Hello, pre-eclampsia. You were NOT invited to this party.
So, I was in Boulder. With a crazy high blood pressure that got me stuck in a hospital. They kept me overnight to monitor me, and Saturday evening gave me the news that I have “mild pre-eclampsia.” I had a few too many high blood pressure readings, and 325mg of protein in my urine (the cut off is 300). The doctor was incredibly nice and informative, and told me she would happily release me from the hospital as long as I promised to get the hell out of Colorado. Since pre-eclampsia can get much worse (hello, liver & kidney failure! hello, stroke & coma!) really quickly, if I stayed for the second week of training and something happened, I would end up having my baby in Boulder. Without the Lumberjack. No fucking thanks.
So I went back to the hotel, cried myself to sleep, woke up Sunday morning and flew home. Where I proceeded to cry on the Lumberjack for a few more hours.
Up next? More crying! We saw our midwife Monday, and learned the heartbreaking news that I can’t birth there anymore. Since I have an official diagnosis of pre-eclampsia, they can’t let me deliver there. I have to go to a hospital. And I KNOW that the goal is a baby. I KNOW that I need to be healthy. I KNOW that hospital births happen all the time and are fine and everyone gets out alive and un-traumatized and above all else, I know how lucky I am to be able to be pregnant in the first place. I get that, I really do.
But fuck, I am so disappointed and sad. I was born on a futon in the living room. I have grown up proud of that story, and have always known that I would give birth the same way. I’ve been meeting with my midwife for months, and LOVE her, and have established an amazing bond.
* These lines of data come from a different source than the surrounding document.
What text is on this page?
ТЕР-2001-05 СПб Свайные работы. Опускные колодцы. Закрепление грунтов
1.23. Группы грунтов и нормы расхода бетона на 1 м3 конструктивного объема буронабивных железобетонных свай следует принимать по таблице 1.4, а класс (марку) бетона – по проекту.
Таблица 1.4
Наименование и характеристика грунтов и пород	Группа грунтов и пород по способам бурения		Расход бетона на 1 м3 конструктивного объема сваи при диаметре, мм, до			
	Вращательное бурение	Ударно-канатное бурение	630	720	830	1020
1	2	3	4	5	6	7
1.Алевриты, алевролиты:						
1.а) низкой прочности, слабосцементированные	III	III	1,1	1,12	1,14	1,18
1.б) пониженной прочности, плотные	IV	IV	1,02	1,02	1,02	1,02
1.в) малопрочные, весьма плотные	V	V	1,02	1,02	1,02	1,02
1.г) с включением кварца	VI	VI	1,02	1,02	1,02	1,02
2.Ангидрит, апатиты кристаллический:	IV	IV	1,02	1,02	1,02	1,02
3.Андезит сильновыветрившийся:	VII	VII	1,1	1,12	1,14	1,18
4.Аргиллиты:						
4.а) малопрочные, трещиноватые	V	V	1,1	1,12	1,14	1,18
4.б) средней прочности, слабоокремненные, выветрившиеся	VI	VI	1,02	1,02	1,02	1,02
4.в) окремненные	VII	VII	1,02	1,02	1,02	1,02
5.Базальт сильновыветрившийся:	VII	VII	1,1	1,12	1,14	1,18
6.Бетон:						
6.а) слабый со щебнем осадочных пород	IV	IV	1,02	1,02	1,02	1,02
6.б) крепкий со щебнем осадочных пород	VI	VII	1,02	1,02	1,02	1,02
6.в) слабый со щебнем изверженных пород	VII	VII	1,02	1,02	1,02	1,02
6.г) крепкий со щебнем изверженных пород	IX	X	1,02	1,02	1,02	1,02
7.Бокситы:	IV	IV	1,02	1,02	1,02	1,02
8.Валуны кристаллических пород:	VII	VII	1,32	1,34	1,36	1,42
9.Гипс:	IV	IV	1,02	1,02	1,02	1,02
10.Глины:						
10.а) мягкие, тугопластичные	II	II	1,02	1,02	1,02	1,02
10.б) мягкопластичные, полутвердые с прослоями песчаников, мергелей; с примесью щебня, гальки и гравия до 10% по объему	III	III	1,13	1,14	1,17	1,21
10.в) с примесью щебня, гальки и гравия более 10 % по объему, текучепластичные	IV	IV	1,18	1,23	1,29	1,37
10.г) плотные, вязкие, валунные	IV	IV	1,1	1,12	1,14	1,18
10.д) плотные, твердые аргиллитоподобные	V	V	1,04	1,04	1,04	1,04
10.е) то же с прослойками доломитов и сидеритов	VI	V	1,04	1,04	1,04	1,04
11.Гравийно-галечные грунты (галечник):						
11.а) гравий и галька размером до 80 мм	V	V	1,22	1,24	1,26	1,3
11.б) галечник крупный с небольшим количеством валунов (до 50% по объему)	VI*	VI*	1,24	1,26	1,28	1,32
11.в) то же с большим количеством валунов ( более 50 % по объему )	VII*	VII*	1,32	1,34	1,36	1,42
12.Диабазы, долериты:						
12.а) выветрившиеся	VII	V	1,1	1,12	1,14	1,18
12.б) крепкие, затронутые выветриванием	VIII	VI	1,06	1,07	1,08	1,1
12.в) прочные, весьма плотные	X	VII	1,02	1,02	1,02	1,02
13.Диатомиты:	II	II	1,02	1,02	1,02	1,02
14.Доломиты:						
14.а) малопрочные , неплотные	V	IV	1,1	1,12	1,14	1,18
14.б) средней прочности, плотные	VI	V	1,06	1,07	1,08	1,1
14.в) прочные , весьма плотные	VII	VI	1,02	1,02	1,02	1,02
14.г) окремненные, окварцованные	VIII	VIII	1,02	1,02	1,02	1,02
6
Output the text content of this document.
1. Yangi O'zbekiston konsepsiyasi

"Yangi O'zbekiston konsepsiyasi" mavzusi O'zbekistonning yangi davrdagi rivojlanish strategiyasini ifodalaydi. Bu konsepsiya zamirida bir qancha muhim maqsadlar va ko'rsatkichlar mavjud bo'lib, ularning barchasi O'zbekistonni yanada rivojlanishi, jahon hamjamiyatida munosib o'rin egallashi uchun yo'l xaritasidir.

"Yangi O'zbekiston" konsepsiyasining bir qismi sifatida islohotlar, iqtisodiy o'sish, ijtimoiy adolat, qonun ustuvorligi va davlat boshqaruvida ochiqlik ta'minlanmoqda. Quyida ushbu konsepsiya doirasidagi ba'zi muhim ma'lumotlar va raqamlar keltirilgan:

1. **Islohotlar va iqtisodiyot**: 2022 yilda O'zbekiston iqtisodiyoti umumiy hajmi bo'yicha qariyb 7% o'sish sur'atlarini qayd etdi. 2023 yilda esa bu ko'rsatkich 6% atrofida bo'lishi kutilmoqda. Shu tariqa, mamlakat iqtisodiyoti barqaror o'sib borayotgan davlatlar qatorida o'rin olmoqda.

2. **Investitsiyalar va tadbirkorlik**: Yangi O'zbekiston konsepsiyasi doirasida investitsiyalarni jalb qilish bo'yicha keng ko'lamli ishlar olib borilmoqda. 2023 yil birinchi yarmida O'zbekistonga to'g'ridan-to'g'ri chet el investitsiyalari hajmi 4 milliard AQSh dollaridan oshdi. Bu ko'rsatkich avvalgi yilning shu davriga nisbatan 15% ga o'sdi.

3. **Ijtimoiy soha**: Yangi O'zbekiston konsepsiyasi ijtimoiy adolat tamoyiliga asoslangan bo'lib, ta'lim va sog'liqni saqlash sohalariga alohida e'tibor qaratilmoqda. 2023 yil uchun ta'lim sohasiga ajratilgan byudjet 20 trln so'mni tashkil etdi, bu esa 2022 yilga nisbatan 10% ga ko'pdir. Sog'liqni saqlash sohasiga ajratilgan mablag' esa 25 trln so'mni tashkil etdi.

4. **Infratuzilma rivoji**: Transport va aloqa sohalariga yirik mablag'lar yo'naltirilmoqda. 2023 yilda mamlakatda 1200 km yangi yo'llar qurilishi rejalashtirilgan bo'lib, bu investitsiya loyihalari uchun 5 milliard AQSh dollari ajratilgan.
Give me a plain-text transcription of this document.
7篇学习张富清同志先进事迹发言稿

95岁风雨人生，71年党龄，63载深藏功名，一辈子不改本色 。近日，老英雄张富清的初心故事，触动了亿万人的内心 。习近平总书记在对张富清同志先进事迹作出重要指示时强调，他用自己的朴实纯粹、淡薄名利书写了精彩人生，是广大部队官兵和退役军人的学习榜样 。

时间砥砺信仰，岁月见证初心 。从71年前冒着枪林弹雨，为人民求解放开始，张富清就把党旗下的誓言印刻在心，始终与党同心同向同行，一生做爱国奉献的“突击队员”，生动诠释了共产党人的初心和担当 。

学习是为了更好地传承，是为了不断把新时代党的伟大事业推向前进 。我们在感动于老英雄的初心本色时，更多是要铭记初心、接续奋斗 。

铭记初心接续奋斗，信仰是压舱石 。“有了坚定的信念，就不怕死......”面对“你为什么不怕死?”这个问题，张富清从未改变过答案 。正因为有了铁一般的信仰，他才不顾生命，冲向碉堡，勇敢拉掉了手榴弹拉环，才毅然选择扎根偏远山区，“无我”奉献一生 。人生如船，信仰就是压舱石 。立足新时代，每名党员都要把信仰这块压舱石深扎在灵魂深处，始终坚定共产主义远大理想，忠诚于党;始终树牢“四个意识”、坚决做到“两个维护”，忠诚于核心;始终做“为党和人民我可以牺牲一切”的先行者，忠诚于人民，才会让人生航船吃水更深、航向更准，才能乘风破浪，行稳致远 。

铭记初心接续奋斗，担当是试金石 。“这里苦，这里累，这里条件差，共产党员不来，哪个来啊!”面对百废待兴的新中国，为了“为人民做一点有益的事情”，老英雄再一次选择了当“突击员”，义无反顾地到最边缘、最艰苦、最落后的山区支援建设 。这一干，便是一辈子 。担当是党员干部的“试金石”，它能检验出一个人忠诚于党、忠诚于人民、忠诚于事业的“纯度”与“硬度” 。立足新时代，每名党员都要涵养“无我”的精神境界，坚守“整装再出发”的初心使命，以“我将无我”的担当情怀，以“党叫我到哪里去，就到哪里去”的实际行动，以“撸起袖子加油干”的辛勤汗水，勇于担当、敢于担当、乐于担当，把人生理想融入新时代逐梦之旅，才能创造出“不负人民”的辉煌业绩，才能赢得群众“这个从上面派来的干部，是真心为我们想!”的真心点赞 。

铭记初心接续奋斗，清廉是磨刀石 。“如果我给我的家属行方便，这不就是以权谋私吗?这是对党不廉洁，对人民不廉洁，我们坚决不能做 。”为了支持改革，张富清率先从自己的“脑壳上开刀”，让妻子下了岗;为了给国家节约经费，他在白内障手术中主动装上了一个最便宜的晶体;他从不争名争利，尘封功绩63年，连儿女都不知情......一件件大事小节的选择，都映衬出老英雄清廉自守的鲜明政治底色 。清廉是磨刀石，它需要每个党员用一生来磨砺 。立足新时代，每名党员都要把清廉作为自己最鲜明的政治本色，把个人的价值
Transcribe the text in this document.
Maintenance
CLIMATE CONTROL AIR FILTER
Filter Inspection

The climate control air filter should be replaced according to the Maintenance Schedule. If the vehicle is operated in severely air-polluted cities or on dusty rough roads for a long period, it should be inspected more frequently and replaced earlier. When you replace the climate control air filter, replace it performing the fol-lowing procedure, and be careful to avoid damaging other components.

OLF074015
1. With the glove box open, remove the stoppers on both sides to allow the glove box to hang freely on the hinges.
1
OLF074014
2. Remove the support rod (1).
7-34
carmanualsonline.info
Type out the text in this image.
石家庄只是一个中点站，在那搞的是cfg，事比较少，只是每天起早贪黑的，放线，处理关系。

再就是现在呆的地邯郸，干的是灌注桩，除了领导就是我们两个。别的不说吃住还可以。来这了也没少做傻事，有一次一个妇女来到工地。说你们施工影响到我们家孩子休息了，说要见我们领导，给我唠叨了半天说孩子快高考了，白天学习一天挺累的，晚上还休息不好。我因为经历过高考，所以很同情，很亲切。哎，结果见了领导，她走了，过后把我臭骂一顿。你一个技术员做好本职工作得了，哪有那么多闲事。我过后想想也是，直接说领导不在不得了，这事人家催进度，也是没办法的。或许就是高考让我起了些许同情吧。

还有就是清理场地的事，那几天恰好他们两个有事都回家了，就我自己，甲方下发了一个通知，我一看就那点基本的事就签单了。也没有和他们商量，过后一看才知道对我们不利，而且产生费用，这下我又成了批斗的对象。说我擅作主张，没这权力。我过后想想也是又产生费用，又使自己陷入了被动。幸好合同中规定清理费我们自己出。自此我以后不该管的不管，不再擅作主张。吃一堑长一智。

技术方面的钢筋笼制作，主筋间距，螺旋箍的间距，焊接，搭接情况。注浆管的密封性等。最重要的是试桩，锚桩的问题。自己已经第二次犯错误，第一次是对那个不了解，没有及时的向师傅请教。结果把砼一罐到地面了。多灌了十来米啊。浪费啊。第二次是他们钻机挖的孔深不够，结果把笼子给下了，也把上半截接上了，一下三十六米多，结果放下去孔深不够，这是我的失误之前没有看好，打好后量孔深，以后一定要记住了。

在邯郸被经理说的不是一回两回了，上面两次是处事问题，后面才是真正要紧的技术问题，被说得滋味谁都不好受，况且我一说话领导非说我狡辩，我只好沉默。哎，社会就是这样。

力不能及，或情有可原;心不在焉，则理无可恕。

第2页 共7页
I’ve been getting all my pre-natal care in the actual room where I would give birth – I’ve had so many amazing experiences in there, I’ve seen the Lumberjack’s face light up about our baby in there, I’ve been filling that room for MONTHS with love and energy, knowing that those are the walls that will surround us when our marriage becomes a family.
I know everything’s going to be fine, but it’s not going to be what I hoped for. And I’m just so SAD about. However, yes, I understand that this is an excellent introduction to parenting.
So, now I’m on fucking bedrest. Working from home, monitoring my pee & blood pressure daily. Eating 100g of protein daily, drinking 100oz of water. Keeping track of everything I consume, lying down as much as possible, etc. You better believe I’m going to guilt-trip the fuck out of this kid one day.